For Elia Golran, Ruben’s father, the story of the year following the cancelation is one of his family, and community, slowly returning to something resembling normalcy. During the last week of February 2020, he was in shock. Now, he’s trying to stay upbeat.

“We had a very tough COVID period from when we talked until the middle of May,” Elia said, referring to his interview with the Jewish Telegraphic Agency in February 2020. “Schools were closed and everything went on Zoom — and the shul and our community. But slowly, slowly, from May until after the [High] Holidays, the situation in Italy was pretty good.”

Since late last spring, Golran’s synagogue has been holding indoor, socially distanced services. Once a month, the synagogue invites members to the building to get tested for COVID-19 — something Golran says is less readily available in Italy than in the U.S.

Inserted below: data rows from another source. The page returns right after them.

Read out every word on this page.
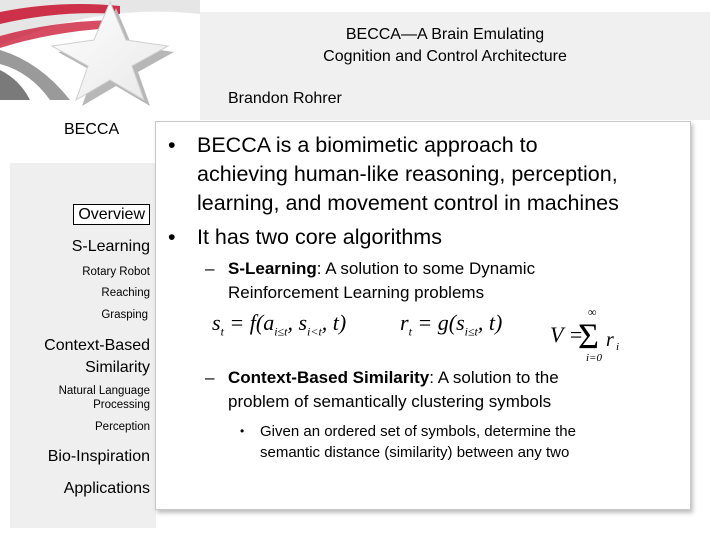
BECCA—A Brain Emulating
Cognition and Control Architecture
Brandon Rohrer
BECCA
Overview
S-Learning
Rotary Robot
Reaching
Grasping
Context-Based
Similarity
Natural Language
Processing
Perception
Bio-Inspiration
Applications
• BECCA is a biomimetic approach to
achieving human-like reasoning, perception,
learning, and movement control in machines
• It has two core algorithms
– S-Learning: A solution to some Dynamic
Reinforcement Learning problems
– Context-Based Similarity: A solution to the
problem of semantically clustering symbols
• Given an ordered set of symbols, determine the
semantic distance (similarity) between any two
$s_t = f(a_{i\le t}$, $s_{i<t}$, t) $r_t = g(s_{i\le t}$, t) V =
∞
Σ r i
i=0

But overall, life has gone on. He’s able to work and his kids have gone to school regularly, minus the occasional two-week quarantine. Milan’s Jews were traumatized by the deaths of community leaders early last year, but bounced back by the summer, when case numbers were low and Elia Golran said a large group of them vacationed together away from the city.

For most of the pandemic, Elia Golran’s immediate family was healthy, although an 80-year-old uncle living in the United States died of COVID-19. But by February, he said he was concerned about new variants of the disease, and by the slow rollout of the vaccine in Europe.

Then, in early March, soon after the makeup bar mitzvah, Elia Golran’s father — Ruben’s grandfather — was hospitalized with COVID-19.

Now, the family is praying for the best. And despite the recent celebration, Elia Golran still gets emotional when he’s reminded of last February.

“I don’t deny that many times, when I look at my phone, I look at the pictures and I start crying,” he said. “It’s not easy. One year has passed, yes, but it’s still hurting. But we say, everything is for the good. We have faith.”